Para siswa sudah berbaris sejak tadi menunggu kehadiran
kami para pemimpin baris. Kami bertiga berjalan dengan hentakan kaki
yang seirama dengan cukup keras ke tanah sambil membusungkan dada,
menandakan kami telah siap memulai kegiatan upacara ini. Pemimpin
barisan terdiri dari tiga orang, setiap pemimpin bertugas memimpin
dan menjaga ketenangan tiap baris yang menjadi tanggungjawabnya. Kami
masuk dari sisi kanan lapangan, Hans berhenti di sisi kanan. Ia
bertugas menjaga barisan anak kelas 1. Sedangkan aku berhenti
dibarisan tengah yang bertugas menjaga siswa kelas 2. sedangkan
Derrick berjalan hingga ujung kiri untuk menjaga barisan siswa kelas
tiga.
Barisan yang kupimpin adalah teman-teman seangkatanku
yang jumlahnya bisa mencapai seratus lebih. Mereka berbaris lurus
memanjang kebelakang sesuai gendernya. Sedangkan di belakang barisan
siswa, terdapat guru pengawas yang bertugas menjaga ketertiban siswa.
Yang paling mencolok adalah Mr.Brown , guru olahragaku yang sering
memberi hukuman konyol kepada para siswa yang berisik yaitu berdiri
dengan satu kaki. Mr.Brown memiliki tubuh yang besar dan kekar.

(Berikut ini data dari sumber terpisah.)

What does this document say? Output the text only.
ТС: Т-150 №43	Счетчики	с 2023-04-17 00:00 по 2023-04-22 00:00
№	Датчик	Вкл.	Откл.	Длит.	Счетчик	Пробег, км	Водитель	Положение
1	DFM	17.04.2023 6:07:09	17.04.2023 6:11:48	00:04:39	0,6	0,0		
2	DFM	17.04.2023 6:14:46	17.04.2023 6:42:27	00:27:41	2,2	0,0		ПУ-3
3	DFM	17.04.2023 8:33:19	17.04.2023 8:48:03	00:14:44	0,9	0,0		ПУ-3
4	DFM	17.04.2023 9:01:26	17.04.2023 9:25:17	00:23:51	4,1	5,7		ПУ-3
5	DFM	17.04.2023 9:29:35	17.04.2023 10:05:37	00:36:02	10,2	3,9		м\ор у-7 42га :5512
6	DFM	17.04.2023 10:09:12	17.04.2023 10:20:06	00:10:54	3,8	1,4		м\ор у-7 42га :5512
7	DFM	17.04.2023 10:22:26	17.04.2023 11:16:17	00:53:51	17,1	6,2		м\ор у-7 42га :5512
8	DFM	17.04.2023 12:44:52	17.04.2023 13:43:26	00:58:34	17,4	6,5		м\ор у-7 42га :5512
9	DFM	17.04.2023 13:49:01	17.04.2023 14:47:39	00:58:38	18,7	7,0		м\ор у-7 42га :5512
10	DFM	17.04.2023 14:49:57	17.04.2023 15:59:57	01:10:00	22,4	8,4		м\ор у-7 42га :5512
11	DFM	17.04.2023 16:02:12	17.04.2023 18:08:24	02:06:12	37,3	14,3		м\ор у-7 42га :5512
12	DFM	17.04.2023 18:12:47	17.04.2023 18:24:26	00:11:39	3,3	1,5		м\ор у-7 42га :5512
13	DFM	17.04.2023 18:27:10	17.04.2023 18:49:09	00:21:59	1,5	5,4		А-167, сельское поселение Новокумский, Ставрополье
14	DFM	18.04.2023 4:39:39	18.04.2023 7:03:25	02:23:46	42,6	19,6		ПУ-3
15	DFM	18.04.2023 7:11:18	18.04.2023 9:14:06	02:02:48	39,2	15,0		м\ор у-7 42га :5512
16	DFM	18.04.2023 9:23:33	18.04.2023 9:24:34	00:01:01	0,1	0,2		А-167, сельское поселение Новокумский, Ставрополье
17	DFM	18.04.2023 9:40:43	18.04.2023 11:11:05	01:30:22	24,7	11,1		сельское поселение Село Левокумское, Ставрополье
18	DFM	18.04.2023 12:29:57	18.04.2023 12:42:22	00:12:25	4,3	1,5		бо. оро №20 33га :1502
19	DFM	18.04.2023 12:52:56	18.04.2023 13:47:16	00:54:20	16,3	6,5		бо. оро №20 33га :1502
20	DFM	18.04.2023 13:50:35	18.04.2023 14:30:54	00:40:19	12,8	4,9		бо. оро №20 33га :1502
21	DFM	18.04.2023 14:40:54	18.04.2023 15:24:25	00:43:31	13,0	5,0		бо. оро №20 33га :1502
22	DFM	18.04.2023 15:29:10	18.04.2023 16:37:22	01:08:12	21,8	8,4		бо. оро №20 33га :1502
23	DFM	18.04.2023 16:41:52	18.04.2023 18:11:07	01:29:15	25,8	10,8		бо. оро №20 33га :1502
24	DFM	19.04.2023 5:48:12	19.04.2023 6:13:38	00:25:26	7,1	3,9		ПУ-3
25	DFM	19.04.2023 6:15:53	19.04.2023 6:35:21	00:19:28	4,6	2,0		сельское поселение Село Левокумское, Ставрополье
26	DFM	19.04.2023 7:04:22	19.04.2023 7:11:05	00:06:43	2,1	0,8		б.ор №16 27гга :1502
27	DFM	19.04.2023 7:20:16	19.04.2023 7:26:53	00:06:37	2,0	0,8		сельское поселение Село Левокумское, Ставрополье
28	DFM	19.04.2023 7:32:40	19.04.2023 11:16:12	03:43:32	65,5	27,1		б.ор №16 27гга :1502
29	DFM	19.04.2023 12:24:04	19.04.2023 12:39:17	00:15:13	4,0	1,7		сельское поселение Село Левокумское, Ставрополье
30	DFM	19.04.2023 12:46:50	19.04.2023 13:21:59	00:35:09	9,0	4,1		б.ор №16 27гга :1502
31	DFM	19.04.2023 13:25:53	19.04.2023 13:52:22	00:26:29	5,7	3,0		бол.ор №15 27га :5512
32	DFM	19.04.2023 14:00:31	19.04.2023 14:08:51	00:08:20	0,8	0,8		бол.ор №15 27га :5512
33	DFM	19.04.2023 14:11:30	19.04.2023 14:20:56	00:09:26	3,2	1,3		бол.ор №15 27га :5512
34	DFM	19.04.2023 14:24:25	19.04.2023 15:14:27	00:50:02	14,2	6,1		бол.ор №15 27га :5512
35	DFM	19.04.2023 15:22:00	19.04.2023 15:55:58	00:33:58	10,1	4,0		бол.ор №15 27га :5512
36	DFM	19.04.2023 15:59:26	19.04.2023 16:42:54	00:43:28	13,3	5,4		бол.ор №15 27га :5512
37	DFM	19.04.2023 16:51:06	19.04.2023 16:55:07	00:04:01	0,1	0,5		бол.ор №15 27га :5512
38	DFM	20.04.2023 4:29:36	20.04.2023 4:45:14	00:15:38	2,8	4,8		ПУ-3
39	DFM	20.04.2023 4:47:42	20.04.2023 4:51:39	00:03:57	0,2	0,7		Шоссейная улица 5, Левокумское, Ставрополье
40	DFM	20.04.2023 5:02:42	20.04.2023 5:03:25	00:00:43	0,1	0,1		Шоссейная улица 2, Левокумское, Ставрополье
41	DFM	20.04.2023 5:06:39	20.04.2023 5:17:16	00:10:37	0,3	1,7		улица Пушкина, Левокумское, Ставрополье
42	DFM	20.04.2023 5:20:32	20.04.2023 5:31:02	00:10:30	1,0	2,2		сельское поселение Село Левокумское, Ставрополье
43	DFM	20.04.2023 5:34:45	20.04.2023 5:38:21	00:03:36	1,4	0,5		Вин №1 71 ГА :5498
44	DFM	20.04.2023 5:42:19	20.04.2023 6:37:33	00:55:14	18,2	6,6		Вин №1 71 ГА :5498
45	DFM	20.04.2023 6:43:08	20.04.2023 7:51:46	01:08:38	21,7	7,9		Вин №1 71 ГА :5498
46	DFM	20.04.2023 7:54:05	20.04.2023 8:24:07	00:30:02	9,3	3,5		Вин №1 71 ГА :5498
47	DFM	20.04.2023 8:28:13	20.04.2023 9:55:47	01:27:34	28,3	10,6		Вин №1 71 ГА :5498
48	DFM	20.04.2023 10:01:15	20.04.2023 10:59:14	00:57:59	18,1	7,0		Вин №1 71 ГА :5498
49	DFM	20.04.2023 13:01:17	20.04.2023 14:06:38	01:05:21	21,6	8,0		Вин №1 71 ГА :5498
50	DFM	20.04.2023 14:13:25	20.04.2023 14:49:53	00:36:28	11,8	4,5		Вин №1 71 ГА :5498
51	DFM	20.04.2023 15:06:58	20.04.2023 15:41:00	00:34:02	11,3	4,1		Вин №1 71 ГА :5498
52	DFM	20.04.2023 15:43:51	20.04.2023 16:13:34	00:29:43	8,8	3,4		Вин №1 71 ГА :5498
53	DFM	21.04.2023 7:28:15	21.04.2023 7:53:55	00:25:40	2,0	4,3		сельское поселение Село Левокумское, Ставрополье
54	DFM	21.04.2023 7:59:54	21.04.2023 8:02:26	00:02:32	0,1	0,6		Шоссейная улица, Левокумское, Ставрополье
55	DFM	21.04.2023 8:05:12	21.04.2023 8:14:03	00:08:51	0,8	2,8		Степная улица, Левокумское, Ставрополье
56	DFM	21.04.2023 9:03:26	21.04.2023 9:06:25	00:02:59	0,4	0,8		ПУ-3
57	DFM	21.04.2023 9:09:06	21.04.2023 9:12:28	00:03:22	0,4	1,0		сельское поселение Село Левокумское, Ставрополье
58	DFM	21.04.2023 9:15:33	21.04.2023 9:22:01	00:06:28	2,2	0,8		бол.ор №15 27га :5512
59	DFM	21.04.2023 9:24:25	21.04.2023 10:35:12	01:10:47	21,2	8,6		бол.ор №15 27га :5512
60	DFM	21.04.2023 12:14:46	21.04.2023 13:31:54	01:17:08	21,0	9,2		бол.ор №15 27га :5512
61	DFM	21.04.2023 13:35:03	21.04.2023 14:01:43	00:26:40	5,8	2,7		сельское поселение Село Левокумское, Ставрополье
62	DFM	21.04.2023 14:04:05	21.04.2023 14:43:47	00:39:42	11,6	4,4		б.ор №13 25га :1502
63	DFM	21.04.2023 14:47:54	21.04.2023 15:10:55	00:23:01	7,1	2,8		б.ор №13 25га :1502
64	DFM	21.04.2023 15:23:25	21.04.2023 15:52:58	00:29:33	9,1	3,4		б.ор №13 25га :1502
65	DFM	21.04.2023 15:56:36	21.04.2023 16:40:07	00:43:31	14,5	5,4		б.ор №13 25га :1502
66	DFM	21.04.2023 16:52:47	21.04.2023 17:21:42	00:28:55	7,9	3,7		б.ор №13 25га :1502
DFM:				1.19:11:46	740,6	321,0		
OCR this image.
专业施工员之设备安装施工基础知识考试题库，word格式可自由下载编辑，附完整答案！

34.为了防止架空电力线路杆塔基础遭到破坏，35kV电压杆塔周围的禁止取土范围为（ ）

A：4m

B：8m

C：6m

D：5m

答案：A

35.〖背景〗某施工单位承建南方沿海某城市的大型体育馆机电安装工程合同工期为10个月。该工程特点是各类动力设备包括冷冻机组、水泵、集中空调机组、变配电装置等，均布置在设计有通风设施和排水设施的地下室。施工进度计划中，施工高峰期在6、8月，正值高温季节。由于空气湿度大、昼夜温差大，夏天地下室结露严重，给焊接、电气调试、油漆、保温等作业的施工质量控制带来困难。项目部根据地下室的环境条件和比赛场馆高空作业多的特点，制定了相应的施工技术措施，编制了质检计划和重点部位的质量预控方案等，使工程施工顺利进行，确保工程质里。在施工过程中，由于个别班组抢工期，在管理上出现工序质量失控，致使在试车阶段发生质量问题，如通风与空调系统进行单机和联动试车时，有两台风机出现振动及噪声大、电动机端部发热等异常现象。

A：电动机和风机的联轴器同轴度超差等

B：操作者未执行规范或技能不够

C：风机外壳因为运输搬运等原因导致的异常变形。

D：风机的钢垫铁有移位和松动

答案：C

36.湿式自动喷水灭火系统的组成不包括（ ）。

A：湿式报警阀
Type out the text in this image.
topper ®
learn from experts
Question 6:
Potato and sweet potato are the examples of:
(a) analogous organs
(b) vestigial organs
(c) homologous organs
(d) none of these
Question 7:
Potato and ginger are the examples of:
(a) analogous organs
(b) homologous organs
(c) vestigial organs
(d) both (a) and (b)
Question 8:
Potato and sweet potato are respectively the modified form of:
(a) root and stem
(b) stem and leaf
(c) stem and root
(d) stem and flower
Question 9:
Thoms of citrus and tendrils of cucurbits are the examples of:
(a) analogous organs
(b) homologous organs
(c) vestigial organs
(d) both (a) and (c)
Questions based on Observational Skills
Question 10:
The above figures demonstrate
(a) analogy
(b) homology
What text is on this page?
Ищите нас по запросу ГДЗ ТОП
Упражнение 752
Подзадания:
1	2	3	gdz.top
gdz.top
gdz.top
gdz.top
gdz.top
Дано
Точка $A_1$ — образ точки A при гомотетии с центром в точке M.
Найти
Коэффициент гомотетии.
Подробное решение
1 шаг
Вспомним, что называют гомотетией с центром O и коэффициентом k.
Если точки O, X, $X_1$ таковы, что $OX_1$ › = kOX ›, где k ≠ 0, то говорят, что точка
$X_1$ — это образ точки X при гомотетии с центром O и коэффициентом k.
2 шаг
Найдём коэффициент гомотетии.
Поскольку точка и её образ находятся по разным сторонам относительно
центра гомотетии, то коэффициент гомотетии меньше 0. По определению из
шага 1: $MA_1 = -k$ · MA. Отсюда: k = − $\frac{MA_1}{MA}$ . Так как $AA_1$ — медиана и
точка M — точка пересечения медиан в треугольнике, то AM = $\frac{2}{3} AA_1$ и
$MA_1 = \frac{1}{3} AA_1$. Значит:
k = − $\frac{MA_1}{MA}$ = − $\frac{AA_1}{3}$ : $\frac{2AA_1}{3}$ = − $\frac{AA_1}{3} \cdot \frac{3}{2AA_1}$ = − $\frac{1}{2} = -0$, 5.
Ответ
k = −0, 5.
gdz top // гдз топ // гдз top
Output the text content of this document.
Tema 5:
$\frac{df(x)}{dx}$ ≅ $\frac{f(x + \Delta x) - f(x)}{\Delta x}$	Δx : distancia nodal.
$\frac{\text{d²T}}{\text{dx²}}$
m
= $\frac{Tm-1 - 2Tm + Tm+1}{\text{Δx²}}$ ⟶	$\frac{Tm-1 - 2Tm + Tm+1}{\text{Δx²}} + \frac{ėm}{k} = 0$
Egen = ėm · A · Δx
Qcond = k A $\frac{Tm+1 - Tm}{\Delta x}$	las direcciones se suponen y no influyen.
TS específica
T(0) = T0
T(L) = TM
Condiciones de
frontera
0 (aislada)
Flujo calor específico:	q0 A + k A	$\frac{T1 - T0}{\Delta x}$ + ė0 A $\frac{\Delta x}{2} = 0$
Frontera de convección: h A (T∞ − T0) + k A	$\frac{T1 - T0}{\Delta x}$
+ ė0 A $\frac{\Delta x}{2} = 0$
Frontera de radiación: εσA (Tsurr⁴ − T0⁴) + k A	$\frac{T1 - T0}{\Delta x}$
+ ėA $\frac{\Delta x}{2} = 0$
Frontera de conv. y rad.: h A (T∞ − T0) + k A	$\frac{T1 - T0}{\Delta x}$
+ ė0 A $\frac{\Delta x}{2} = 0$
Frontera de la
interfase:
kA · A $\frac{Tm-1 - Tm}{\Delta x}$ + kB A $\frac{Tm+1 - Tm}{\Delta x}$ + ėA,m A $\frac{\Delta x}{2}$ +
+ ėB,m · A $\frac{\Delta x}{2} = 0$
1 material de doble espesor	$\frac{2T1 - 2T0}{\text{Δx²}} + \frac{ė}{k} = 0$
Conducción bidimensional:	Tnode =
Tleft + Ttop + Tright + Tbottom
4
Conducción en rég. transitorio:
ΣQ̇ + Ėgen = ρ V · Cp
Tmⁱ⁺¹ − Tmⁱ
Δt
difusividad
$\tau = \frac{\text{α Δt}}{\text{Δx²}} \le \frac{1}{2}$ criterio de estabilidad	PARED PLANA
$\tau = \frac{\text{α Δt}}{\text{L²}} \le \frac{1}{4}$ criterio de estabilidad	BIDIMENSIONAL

Menurut gosip yang beredar disekolah, dulu sebelum menjadi guru
Mr.Brown adalah seorang atlet tinju. Namun aku tak mendengar namanya
ditelevisi. Mungkin dia hanya petinju biasa yang sering kalah di ring
sehingga tak terkenal. Tetapi tak ada seorang siswa pun yang berani
menentangnya disekolah ini kecuali orang yang bodoh. Bisa jadi dia
adalah guru yang paling ditakuti seluruh siswa disekolah ini.
Pembina upacara kali ini adalah kepala sekolah kami,
Mr.Robson. Beliau tampak naik ke panggung upacara yang dari kemarin
telah disiapkan oleh para pekerja kebersihan sekolah ini. Mr.Robson
naik ke panggung lalu diikuti oleh Pangeran Jean , seorang pria
berbadan besar berpakaian rapi ( mungkin dia pengawal pangeran) lalu
Shierly sebagai ketua dewan siswa dan disambung oleh para pengajar
lainnya. Setelah mereka semua sudah berada dipanggung, aku
membalikkan badanku kearah teman-teman seangkatanku. Kami bertugas
menyiapkan barisan untuk memberikan hormat kepada pembina upacara.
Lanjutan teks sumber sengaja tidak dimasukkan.